The Plan offers growth and dividend (payout). During the new fund offer (NFO), the units will be offered at face value of Rs10 per unit. The exit load for the Plan is nil. The Plan closes on 1st November. The minimum investment amount is Rs5,000.
CRISIL Liquid Fund Index is the benchmark index. Bharat Pareek and Anand Laddha are the fund managers.
Sharekhan ties up with US-based academy to offer stock market courses
Mumbai-based retail broking house Sharekhan Ltd has tied up with California-based financial education provider Online Trading Academy (OTA), to offer courses in stock market education in India.

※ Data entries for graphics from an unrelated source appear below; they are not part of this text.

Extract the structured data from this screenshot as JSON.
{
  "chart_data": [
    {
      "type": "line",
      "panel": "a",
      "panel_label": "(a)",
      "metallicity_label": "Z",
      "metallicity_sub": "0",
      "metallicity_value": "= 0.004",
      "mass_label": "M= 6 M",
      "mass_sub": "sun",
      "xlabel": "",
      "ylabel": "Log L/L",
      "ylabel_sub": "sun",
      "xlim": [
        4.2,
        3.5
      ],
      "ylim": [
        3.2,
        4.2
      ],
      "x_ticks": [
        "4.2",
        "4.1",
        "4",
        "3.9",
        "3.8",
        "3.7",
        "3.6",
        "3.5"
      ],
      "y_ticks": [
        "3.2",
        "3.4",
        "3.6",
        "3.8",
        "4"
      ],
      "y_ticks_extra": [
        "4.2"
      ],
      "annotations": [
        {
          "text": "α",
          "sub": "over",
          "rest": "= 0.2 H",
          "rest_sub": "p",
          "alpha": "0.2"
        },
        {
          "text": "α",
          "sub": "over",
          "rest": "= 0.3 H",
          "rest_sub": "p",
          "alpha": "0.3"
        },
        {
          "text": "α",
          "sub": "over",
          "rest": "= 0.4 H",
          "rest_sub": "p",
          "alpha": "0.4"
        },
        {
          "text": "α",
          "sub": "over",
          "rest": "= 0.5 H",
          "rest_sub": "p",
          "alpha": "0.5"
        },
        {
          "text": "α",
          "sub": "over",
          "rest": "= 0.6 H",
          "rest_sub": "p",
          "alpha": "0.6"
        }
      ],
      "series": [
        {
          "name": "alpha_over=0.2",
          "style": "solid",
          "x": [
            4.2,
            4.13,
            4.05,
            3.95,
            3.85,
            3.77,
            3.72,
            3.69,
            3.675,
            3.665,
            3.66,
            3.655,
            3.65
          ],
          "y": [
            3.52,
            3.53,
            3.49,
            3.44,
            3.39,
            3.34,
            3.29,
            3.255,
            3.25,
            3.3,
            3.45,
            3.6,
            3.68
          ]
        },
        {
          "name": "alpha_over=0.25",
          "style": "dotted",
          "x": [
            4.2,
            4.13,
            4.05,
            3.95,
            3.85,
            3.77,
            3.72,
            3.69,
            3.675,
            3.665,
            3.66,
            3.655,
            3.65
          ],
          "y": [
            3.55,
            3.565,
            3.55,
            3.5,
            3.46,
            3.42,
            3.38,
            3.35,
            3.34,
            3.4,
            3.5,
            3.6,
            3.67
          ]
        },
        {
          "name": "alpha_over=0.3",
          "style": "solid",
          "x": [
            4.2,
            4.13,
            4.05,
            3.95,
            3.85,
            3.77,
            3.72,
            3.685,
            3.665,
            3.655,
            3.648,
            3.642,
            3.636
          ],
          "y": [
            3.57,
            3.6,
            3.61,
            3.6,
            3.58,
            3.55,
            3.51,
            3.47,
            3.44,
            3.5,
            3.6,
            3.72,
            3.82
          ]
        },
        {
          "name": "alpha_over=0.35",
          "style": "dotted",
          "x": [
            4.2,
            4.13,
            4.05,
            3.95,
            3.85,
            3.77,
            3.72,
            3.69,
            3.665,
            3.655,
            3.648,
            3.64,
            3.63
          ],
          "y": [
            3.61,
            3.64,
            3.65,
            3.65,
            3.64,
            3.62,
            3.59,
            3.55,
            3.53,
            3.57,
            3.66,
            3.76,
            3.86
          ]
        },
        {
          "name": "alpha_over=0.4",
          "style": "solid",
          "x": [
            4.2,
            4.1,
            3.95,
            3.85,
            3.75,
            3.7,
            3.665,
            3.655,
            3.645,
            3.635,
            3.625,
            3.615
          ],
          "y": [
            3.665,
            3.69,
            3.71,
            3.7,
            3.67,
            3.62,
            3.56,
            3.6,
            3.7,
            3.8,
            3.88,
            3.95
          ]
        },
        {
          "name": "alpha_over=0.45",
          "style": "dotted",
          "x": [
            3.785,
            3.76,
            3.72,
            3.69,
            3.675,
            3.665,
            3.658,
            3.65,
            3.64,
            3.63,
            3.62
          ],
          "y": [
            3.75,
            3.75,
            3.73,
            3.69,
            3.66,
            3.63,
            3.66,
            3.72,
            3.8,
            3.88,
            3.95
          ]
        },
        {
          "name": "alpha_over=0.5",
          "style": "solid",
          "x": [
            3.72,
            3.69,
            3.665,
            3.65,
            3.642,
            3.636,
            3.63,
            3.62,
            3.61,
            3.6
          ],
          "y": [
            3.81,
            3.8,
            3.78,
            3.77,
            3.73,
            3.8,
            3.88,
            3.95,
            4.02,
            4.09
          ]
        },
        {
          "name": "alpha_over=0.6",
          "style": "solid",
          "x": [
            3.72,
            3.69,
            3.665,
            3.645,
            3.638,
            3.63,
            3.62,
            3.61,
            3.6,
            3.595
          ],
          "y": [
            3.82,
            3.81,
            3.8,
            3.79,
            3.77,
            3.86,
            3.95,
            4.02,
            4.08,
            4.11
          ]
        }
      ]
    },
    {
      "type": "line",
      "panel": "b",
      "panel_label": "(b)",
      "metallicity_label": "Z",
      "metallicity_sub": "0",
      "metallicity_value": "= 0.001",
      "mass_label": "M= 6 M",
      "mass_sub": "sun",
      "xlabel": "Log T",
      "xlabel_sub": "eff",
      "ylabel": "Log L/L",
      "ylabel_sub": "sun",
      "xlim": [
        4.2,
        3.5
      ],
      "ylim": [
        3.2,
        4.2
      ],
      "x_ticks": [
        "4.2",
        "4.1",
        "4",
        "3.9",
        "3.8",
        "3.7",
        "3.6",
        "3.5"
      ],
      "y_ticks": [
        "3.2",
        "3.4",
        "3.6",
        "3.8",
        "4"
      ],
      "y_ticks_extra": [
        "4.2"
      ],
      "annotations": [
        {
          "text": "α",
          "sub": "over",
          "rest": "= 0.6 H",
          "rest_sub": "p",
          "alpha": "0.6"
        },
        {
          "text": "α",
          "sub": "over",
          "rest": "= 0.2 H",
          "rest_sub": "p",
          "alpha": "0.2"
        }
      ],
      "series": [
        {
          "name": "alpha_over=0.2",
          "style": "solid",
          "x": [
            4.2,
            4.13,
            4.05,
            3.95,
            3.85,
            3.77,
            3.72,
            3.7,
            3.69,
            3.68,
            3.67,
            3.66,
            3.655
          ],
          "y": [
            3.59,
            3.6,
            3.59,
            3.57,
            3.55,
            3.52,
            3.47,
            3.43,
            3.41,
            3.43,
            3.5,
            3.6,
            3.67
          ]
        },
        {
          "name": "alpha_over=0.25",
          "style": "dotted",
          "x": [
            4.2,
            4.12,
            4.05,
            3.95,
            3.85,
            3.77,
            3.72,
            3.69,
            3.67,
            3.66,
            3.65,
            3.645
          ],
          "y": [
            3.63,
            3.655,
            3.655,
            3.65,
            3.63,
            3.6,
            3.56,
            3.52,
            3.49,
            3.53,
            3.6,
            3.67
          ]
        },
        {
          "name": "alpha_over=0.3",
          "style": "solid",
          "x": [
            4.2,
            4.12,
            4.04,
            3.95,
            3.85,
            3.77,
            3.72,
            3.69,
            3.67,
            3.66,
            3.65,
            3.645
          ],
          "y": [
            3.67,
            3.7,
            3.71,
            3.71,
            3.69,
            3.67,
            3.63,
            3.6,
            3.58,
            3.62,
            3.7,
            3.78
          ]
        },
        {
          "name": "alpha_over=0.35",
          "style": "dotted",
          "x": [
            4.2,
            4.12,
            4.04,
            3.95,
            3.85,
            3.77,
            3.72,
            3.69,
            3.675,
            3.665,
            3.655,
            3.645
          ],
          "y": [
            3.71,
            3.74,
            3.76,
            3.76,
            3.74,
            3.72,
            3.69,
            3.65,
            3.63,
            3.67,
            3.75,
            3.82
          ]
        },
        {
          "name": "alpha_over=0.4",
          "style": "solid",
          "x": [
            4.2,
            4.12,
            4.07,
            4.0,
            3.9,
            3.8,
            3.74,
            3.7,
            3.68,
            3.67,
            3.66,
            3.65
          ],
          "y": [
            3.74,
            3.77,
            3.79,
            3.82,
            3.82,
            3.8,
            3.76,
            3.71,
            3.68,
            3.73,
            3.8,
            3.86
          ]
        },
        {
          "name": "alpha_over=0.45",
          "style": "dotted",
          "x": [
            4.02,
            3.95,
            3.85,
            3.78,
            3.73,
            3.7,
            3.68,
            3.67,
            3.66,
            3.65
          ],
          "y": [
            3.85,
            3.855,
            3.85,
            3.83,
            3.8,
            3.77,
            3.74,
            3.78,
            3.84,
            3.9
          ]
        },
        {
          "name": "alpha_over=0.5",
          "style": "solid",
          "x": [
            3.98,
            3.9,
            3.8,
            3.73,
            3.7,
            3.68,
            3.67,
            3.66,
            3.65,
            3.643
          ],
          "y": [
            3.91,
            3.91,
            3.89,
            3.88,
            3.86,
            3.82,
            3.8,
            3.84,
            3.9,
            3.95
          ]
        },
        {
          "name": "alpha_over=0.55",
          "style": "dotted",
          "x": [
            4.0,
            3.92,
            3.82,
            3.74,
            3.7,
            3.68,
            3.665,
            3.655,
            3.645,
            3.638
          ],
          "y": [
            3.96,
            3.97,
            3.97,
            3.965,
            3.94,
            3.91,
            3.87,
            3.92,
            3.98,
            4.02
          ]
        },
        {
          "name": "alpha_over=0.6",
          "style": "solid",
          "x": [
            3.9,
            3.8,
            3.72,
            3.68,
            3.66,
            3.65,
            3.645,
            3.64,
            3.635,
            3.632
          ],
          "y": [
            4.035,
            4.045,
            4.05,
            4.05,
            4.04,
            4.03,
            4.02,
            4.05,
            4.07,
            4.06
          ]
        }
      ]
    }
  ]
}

The curriculum will be based on OTA's hands-on coaching style to provide live trading experience to students.
All trading costs and losses, if any, incurred by the students, will be borne by OTA. The seven-day introductory course called Professional Trader India Course has been specifically designed to suit Indian trading conditions.
Sharekhan will offer brokerage discounts to students till their entire tuition fee is virtually reimbursed. It will also offer access to its recently launched Trade Tiger platform - a single online platform for multiple exchanges as well as mutual funds and initial public offerings.